Glyphosate Adsorption on Metal–Organic Framework M 3 (BTC) 2 : Mechanistic Insights and Descriptors for the Adsorption Energy from Density Functional Calculations

Adsorption-based removal has emerged as an effective strategy for mitigating the harmful impact of glyphosate. Here, the adsorption of glyphosate over the coordinatively unsaturated metal–organic framework (MOF) M 3 (BTC) 2 (M = V, Cr, Mn, Fe, Co, Ni, Cu, Zn) was investigated by means of density functional theory (DFT) calculations. Among the studied MOFs, Zn 3 (BTC) 2 and Ni 3 (BTC) 2 show the highest adsorption energy. The Lewis acidity of the MOFs, as determined by ammonia adsorption, is found to significantly influence glyphosate adsorption. Decomposing the adsorption free energy reveals that the adsorption is dominated by the bond energy.

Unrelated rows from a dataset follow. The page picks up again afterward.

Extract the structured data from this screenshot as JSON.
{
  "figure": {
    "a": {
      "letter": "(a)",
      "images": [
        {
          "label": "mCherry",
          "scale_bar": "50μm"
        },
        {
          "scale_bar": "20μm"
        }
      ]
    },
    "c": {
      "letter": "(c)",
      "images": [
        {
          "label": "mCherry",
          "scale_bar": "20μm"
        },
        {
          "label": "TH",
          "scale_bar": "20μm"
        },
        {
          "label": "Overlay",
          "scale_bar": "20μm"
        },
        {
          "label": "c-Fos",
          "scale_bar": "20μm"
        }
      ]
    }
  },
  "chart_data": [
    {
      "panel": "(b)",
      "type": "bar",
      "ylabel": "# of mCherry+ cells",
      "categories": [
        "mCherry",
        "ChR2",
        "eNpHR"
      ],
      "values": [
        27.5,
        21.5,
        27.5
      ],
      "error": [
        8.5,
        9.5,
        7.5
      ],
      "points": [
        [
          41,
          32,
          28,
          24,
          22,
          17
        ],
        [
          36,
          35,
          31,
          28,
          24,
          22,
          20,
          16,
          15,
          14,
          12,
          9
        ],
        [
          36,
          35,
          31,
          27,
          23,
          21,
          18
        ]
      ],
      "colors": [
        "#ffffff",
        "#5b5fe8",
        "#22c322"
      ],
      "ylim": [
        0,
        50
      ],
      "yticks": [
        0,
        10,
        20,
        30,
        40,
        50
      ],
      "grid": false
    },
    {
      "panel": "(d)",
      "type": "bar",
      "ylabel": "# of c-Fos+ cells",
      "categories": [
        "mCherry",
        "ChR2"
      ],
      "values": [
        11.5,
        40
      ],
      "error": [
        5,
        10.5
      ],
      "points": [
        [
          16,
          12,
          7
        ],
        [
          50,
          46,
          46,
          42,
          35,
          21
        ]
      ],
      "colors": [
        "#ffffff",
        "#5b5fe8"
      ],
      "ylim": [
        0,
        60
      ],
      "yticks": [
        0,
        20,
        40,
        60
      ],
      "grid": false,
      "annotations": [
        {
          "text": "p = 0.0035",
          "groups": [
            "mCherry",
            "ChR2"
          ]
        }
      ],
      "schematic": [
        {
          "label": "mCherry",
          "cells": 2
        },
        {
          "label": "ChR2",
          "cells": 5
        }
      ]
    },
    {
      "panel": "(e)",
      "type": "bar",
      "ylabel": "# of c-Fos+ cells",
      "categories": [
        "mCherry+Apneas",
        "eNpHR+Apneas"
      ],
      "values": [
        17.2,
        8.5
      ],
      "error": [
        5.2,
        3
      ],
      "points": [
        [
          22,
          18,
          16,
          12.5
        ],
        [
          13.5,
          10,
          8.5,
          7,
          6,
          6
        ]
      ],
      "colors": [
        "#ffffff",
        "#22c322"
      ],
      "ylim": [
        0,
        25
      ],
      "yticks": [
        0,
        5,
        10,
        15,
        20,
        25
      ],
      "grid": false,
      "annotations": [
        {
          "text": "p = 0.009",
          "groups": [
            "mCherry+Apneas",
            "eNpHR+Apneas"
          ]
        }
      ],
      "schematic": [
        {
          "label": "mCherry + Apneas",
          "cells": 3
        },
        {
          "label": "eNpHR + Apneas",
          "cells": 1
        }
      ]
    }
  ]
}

A moderately strong linear correlation between the adsorption energies of glyphosate and ammonia suggests that ammonia adsorption can serve as a descriptor for predicting the glyphosate adsorption energy. To enhance the predictive accuracy, we employed the sure independence screening and sparsifying operator (SISSO) method, which explores a large pool of mathematical combinations of DFT descriptors to identify the most relevant ones. The resulting models enable accurate and transferable prediction of glyphosate adsorption energy.